In 1951, I married Dorothy.
Dan Hayes
Akron
“A female should wear her clothes tight enough to show she is a woman, but loose enough to show she is a lady.” Oft repeated by Mother.
Shirley Asher
Cuyahoga Falls
I recently lost my very nice mother-in-law. She was creative, intelligent and funny. The following is the reason she gave her three daughters why they needed to be taught how to drive a standard shift in … the 1960s. “You never know when someone will park a garbage truck in front of your driveway and you will have to move it to get out.”
Anthony Biggio
Wooster
This momism is from my mother-in-law, Margaret Rasch. My wife grew up in the Ozzie and Harriet era, so having a complete new outfit for Easter Sunday morning was the norm. I’m talking about a dress with matching hat, shoes and gloves. My father-in-law always took a photo of them in their new finery. So, to validate a shopping trip to Polsky’s or O’Neil’s, she used to say, “If you don’t have new clothes for Easter, the birds will poop on you.”
Patty, my wife, still uses this excuse every spring and I usually get a new shirt and necktie out of her shopping trip. It must work since we haven’t been pooped on yet.
Joe Heisser
Akron
“Don’t ride your bicycle on the road or you’ll break your arm.”
“Stay away from the boys.”
“You wait until your dad gets home.”
“I’m cold, you need to put on a sweater.”
“Don’t go outside in the rain or you will get a cold.”
“Don’t swallow watermelon seeds or they will start to grow.”
“If you climb those trees and fall out and break your leg, don’t run home and cry to me.”
From several residents at the Sterling House, an assisted living facility in Barberton
One of the most important lessons I learned from Mom (Jane Caniglia) was the value of friendships. She was an only child and her friends were a vital part of her life. Some of her friends she had for almost all of her 92 years, including those she went with to grade school.
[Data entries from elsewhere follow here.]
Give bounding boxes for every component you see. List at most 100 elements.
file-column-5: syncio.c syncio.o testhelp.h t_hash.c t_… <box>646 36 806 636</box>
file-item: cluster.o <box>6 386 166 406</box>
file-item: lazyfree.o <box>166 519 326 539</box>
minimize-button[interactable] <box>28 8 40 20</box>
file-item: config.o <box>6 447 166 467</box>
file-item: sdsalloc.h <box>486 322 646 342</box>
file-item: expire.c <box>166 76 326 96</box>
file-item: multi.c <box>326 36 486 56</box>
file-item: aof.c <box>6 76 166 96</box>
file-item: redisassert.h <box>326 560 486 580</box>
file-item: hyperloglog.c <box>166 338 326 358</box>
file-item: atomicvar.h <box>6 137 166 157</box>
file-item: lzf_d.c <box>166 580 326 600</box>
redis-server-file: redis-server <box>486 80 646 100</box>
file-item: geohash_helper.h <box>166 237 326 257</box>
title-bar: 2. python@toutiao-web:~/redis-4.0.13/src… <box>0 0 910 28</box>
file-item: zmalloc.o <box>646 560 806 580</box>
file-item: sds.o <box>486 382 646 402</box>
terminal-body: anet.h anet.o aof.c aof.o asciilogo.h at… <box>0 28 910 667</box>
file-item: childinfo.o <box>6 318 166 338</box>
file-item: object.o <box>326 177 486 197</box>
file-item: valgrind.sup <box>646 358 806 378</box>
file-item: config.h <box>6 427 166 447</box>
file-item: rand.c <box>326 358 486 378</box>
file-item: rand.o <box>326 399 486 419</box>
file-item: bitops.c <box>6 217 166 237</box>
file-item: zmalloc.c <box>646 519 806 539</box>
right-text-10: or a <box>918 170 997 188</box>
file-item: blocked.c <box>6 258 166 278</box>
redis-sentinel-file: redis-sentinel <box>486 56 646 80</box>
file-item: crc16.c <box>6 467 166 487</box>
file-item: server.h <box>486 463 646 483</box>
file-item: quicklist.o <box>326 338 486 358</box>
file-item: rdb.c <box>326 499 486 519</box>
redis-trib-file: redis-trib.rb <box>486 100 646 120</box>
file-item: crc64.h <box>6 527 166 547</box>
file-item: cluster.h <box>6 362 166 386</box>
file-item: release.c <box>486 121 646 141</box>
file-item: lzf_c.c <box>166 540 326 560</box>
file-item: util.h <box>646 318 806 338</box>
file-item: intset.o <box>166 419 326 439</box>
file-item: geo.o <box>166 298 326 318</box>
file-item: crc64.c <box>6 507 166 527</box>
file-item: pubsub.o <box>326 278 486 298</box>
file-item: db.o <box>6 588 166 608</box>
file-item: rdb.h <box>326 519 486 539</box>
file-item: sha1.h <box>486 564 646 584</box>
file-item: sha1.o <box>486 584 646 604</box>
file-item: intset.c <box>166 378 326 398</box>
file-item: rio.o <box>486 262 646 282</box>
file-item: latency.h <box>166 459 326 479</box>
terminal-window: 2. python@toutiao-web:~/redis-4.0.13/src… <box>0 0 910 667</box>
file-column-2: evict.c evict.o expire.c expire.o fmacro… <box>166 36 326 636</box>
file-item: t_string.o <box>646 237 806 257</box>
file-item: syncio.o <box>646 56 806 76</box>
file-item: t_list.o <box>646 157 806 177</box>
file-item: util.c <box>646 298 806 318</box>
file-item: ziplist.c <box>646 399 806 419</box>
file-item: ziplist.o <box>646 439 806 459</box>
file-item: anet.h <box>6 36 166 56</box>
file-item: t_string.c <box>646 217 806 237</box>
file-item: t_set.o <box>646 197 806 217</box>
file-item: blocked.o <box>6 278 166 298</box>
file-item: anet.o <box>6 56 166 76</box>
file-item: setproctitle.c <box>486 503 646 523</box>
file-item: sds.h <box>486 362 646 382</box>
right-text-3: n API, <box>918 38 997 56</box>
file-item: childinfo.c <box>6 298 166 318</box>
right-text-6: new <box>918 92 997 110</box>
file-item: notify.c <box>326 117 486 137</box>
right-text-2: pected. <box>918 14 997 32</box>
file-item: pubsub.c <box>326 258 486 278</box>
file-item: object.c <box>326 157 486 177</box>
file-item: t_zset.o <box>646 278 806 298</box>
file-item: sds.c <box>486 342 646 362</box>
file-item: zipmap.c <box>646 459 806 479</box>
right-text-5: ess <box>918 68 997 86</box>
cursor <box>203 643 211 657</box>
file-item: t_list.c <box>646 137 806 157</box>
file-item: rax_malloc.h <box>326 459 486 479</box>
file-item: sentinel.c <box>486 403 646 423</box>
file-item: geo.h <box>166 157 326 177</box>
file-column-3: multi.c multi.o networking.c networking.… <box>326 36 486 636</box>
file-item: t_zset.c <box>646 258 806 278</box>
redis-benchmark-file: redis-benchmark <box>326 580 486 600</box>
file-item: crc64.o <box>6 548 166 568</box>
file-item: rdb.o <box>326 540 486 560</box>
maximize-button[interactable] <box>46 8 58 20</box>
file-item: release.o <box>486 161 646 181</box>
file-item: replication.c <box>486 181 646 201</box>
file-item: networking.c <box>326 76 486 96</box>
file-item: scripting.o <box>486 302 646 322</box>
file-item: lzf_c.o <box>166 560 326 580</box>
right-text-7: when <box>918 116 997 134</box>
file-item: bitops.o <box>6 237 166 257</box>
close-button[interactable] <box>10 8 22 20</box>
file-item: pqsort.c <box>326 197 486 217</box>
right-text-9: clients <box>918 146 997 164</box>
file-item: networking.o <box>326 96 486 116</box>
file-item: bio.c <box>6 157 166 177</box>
She always advised to be a good friend and you will have a good friend in return. They make the happy times more joyful and the sad times more bearable.
Harriet Smith
Silver Lake
My mother wrote the following in my autograph book when I was a freshman in high school.
Groan Ups by Mom
Here’s to the gal who hates to wash dishes.
What will she do when she becomes a missus?
Better start looking for that millionaire dear,
’Cause mother won’t wash your dishes, I fear.
May your days be merry and troubles light,
And all of your dishes look clean and bright.